Boko Haram, which is loosely based on the Afghan Taliban, killed hundreds last year in a campaign to impose shariah, or Islamic law, in Nigeria, a country of more than 160 million split roughly equally between Christians and Muslims.
At least 32 people have now died in the northeast in the last week alone in violence presumed to be linked to Islamist militancy, the biggest threat to stability in Africa's main oil exporter.
"One soldier was killed by Boko Haram while the JTF killed 13 Boko Haram," Sagir Musa, spokesman for the military Joint Task Force, said on Tuesday.
The military in the northeast have in the past played down their own casualties in fighting with Boko Haram.
Musa said members of the sect had detonated a bomb at a JTF checkpoints in Maiduguri, and that all the deaths had occurred in the ensuing gun battle.

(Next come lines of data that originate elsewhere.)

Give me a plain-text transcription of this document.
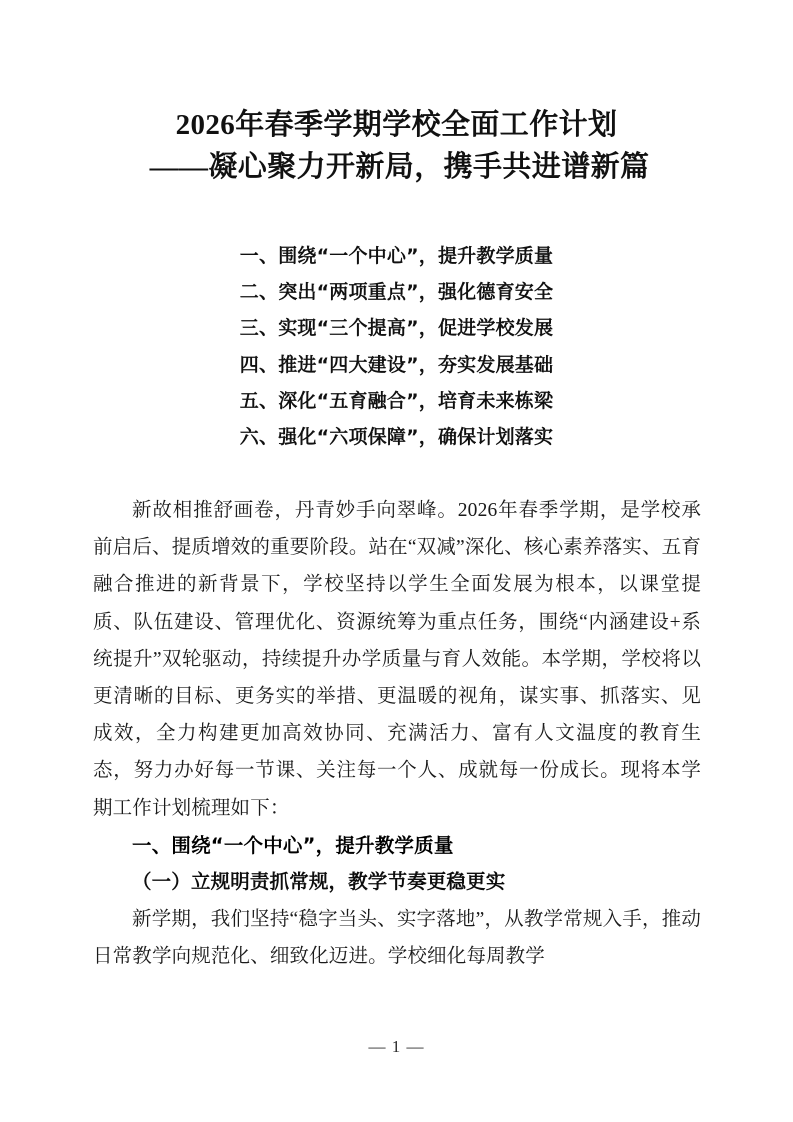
2026年春季学期学校全面工作计划
——凝心聚力开新局，携手共进谱新篇
一、围绕“一个中心”，提升教学质量
二、突出“两项重点”，强化德育安全
三、实现“三个提高”，促进学校发展
四、推进“四大建设”，夯实发展基础
五、深化“五育融合”，培育未来栋梁
六、强化“六项保障”，确保计划落实

新故相推舒画卷，丹青妙手向翠峰。2026年春季学期，是学校承前启后、提质增效的重要阶段。站在“双减”深化、核心素养落实、五育融合推进的新背景下，学校坚持以学生全面发展为根本，以课堂提质、队伍建设、管理优化、资源统筹为重点任务，围绕“内涵建设+系统提升”双轮驱动，持续提升办学质量与育人效能。本学期，学校将以更清晰的目标、更务实的举措、更温暖的视角，谋实事、抓落实、见成效，全力构建更加高效协同、充满活力、富有人文温度的教育生态，努力办好每一节课、关注每一个人、成就每一份成长。现将本学期工作计划梳理如下：

一、围绕“一个中心”，提升教学质量

（一）立规明责抓常规，教学节奏更稳更实

新学期，我们坚持“稳字当头、实字落地”，从教学常规入手，推动日常教学向规范化、细致化迈进。学校细化每周教学

— 1 —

Maiduguri, a remote dusty town close to the borders of Chad and Niger, has been a hotbed of violence, directed mostly at the security forces, since Boko Haram took up arms in 2009.
Boko Haram's insurgency intensified after Goodluck Jonathan, a southern Christian, was elected president in April 2011.

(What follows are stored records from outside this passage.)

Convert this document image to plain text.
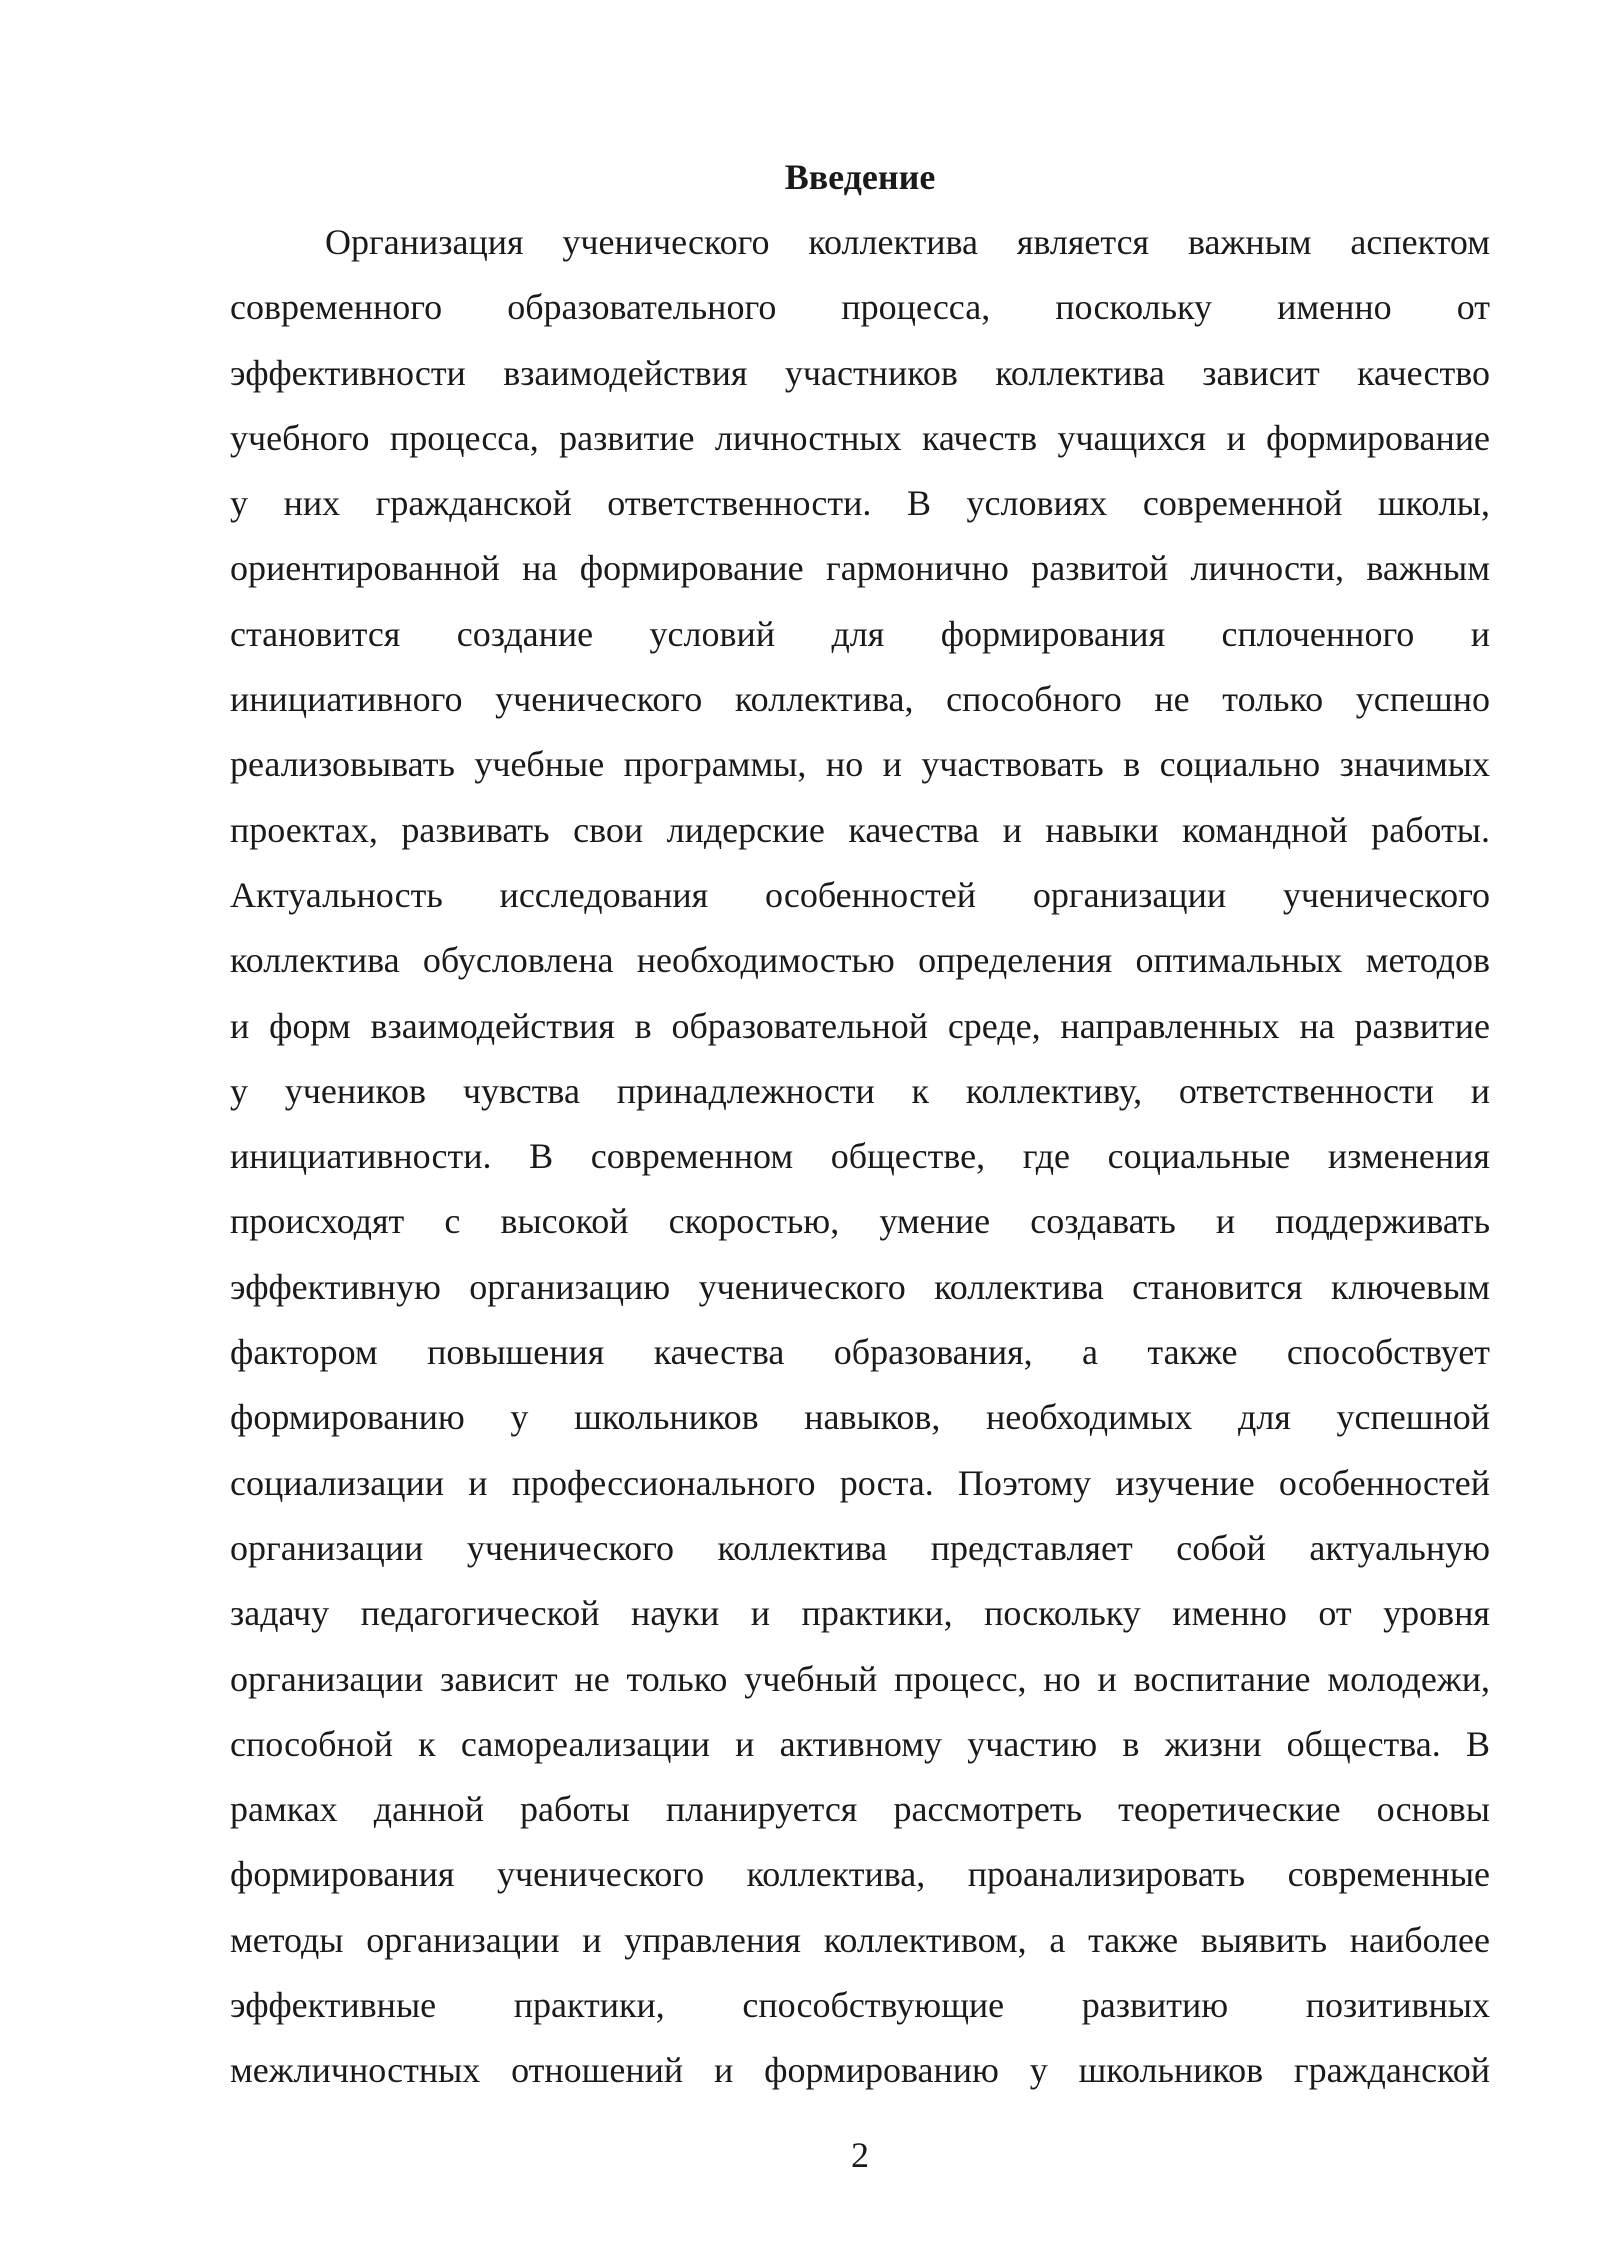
Введение
Организация ученического коллектива является важным аспектом
современного образовательного процесса, поскольку именно от
эффективности взаимодействия участников коллектива зависит качество
учебного процесса, развитие личностных качеств учащихся и формирование
у них гражданской ответственности. В условиях современной школы,
ориентированной на формирование гармонично развитой личности, важным
становится создание условий для формирования сплоченного и
инициативного ученического коллектива, способного не только успешно
реализовывать учебные программы, но и участвовать в социально значимых
проектах, развивать свои лидерские качества и навыки командной работы.
Актуальность исследования особенностей организации ученического
коллектива обусловлена необходимостью определения оптимальных методов
и форм взаимодействия в образовательной среде, направленных на развитие
у учеников чувства принадлежности к коллективу, ответственности и
инициативности. В современном обществе, где социальные изменения
происходят с высокой скоростью, умение создавать и поддерживать
эффективную организацию ученического коллектива становится ключевым
фактором повышения качества образования, а также способствует
формированию у школьников навыков, необходимых для успешной
социализации и профессионального роста. Поэтому изучение особенностей
организации ученического коллектива представляет собой актуальную
задачу педагогической науки и практики, поскольку именно от уровня
организации зависит не только учебный процесс, но и воспитание молодежи,
способной к самореализации и активному участию в жизни общества. В
рамках данной работы планируется рассмотреть теоретические основы
формирования ученического коллектива, проанализировать современные
методы организации и управления коллективом, а также выявить наиболее
эффективные практики, способствующие развитию позитивных
межличностных отношений и формированию у школьников гражданской
2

Jonathan has been unable to stop the rebellion despite waves of military offensives in the northeast and other parts of northern and central Nigeria where Boko Haram has a strong presence.
Western governments are increasingly concerned about Islamists in northern Nigeria linking up with outside groups, including al Qaeda's north African wing.
The Islamist group Ansaru, known to have ties with Boko Haram, appears to have become more active in recent weeks. It claimed an attack on a major police barracks in the capital Abuja last month, where it said hundreds of prisoners had been released.
The group, which has been labeled a "terrorist group" by Britain, has also said it was behind the kidnapping of a French national last week.